My favourite piece was probably “Soul of a City”—I’m desperate to visit Istanbul, and so this culinary and political history was a big draw. Being somewhat geographically challenged, I never actually knew that the Bosporus strait physically divided Europe and Asia—so that’s what the whole EU debate is about. Writer Anya von Bremzen really did a good job of describing the city’s she’s transplanted herself into, affectionately and successfully invoking the way its past pushes into its present, with a jumble of architectural styles, inhabitants, and, of course, food. One day, I’ll visit the churches and mosques, eat halal kebobs and then drink at a meyhane, and between now and then I’ll be making the stuffed eggplant at home. One thing I’m wary of: pastries that mix savoury and sweet flavours. I recently tried b’stilla at the north African spot Walima, on the Danforth. It’s a phyllo pastry, in this case filled with chicken and…topped with icing sugar. It was too c-razy for me. Bremzen’s article include a photo of sheep’s milk pastry “drenched in sugar syrup” and cultured cream. I’m thinking I’m too boring to appreciate it.
I really appreciate that, unlike many high-class food and travel mags, Saveur caters to an audience of non-millionaires. Of course I’d love to eat in Italy, but I’ve mentally written off any country that uses Euros as unaffordable for me to travel right now. But the cover story on Matera, in south central Italy, has a sidebar listing hotels and restaurants, and their “moderate” price category for a meal tops out at $50 for two people, including drinks. That, the photo of the dude with the world’s curliest mustache and the promise of fresh sausages and warm braided mozzarella has put the boot back onto my must-visit list. Everything looks delicious and the pasta with fried peppers dish is scheduled to feed us this week, stay tuned.
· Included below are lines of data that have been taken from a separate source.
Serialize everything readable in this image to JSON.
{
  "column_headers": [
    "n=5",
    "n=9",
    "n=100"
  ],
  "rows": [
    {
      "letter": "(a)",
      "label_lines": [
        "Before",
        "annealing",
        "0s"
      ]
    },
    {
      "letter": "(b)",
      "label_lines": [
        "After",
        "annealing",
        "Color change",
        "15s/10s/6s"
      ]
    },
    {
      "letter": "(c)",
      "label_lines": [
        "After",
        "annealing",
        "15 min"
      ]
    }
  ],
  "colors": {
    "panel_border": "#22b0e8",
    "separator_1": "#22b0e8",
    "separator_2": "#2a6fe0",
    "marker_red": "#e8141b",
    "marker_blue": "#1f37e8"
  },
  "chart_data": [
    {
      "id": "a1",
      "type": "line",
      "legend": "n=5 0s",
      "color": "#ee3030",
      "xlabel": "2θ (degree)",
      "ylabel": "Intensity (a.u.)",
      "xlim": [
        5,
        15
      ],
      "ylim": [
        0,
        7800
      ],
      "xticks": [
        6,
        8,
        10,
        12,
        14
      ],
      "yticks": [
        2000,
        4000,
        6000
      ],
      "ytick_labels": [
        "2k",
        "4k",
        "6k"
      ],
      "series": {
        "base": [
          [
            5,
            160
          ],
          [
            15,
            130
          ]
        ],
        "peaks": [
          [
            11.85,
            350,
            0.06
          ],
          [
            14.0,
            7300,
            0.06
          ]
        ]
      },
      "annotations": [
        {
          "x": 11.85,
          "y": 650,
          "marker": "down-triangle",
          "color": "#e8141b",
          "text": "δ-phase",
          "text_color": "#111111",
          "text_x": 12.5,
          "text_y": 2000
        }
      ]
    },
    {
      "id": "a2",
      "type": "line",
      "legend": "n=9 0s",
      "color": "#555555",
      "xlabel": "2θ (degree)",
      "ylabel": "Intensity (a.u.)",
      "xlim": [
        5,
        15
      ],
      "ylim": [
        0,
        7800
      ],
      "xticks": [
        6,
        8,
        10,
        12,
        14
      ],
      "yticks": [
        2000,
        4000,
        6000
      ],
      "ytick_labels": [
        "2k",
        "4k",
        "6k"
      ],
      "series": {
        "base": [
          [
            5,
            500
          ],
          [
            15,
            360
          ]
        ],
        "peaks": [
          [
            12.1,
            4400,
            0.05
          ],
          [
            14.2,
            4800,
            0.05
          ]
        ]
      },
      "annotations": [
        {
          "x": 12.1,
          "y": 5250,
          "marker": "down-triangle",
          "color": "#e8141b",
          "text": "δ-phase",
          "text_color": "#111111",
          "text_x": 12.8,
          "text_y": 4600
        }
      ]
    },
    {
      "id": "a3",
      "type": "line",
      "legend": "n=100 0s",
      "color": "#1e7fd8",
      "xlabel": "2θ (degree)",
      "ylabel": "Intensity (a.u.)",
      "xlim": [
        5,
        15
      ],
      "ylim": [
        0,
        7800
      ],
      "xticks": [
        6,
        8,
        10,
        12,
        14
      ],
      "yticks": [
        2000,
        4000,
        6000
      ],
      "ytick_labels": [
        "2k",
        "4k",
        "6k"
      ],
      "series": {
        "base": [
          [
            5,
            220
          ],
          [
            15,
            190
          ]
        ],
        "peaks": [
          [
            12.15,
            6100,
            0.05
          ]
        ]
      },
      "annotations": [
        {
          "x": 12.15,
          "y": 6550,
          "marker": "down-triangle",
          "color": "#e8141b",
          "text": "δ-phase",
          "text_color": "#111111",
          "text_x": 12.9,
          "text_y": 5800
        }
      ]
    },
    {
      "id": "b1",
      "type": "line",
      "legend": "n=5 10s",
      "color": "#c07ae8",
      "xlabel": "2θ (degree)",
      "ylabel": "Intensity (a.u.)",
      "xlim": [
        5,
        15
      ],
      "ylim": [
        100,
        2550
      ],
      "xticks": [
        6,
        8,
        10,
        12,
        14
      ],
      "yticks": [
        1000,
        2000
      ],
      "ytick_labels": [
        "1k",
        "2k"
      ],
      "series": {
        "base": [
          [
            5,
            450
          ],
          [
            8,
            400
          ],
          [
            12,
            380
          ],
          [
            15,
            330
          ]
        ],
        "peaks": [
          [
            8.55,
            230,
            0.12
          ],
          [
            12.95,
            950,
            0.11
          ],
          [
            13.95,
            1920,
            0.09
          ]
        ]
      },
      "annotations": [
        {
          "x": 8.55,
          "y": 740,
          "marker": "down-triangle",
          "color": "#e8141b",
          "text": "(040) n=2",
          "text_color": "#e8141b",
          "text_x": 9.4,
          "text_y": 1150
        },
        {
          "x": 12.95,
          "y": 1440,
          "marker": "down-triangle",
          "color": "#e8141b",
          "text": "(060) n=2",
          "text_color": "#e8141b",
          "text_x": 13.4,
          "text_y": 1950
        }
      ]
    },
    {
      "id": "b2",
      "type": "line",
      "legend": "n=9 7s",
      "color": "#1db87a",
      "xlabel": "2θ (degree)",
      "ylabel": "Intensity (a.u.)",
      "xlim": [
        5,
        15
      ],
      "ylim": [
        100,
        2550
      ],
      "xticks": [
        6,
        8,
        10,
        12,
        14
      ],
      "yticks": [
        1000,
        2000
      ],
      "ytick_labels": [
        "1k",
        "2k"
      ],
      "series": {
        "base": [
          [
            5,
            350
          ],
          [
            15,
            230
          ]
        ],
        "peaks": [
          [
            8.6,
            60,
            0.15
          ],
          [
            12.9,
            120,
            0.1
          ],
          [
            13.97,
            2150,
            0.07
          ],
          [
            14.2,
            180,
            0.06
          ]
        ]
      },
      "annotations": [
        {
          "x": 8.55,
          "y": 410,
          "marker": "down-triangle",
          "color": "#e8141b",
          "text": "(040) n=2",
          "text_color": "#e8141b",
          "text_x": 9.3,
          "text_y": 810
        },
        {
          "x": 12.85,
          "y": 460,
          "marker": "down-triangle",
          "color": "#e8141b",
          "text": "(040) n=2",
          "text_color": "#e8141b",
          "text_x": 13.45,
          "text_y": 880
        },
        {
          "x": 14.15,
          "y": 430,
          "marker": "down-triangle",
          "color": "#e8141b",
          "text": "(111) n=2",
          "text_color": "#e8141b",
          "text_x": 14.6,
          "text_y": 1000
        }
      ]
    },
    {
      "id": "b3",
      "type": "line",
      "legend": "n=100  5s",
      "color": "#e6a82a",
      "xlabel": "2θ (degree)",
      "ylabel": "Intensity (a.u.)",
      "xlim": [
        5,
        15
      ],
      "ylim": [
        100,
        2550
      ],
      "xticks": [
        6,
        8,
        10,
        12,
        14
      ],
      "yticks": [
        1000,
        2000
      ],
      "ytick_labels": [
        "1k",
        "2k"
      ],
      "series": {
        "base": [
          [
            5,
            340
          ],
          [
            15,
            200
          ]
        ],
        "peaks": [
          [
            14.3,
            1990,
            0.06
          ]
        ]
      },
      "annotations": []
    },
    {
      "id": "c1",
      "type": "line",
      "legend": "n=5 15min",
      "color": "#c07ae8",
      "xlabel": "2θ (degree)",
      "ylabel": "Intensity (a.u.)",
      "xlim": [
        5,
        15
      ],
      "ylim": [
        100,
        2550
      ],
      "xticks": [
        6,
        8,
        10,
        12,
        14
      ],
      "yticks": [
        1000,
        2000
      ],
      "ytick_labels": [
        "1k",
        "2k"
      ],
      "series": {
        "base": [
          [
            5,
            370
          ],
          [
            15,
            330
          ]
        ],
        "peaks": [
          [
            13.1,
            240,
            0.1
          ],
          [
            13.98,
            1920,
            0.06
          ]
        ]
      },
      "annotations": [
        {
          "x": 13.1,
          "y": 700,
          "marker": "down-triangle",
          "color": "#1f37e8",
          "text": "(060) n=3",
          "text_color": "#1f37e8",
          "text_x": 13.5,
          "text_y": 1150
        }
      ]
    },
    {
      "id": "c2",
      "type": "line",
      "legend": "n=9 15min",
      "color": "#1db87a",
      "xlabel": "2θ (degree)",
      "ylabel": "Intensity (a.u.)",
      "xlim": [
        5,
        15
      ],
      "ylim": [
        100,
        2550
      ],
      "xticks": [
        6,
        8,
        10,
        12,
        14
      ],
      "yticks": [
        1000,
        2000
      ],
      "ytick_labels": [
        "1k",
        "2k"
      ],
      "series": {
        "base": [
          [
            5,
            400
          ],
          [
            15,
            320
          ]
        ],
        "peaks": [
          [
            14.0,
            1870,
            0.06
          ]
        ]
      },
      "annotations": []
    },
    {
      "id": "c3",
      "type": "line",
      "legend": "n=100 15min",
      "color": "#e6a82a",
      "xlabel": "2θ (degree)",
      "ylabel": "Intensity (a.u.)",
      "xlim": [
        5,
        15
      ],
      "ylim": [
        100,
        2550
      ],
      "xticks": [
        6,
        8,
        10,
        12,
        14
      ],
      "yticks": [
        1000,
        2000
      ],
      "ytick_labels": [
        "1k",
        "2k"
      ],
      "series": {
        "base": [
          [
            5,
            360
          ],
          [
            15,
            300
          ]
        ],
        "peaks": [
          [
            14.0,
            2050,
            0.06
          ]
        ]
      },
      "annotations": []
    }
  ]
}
Andrea Nguyen’s piece “Coming Home,” about returning to Vietnam after decades as an American, obviously stirred deep emotions for the writer. I was especially touched by the line “Everyone looks like us; everyone has hair like ours, eyes like ours.” It’s a bit of cross-continental experience that has nothing to do with food, and everything to do with travelling as a person of colour in the 21st century. It matters. Having just been to Thailand, I also appreciate her comparing fresh southeast ingredients to the pickled and imported stuff we get at home—obviously, it’s not even close to similar, but she still attempts to suggest substitutions for those making these recipes at home.
Aside from quality content, I also enjoy Saveur’s packaging: I’m a longtime fan of good theme issues, so I like that the Italy cover didn’t preclude the how-to on OG, all-butter fettucine alfredo (which I am totally making next time my arteries feel especially clean), and that Nguyen’s story instigated editor James Oseland’s sidebar on shopping in southern Cali’s Little Saigon. My favourite theme issue of late was, like I said, the October breakfast roundup—I’d love to spend years cooking from it and wrinkling the pages, but I guess the Saveur subscription department is hoping for a buyout or something.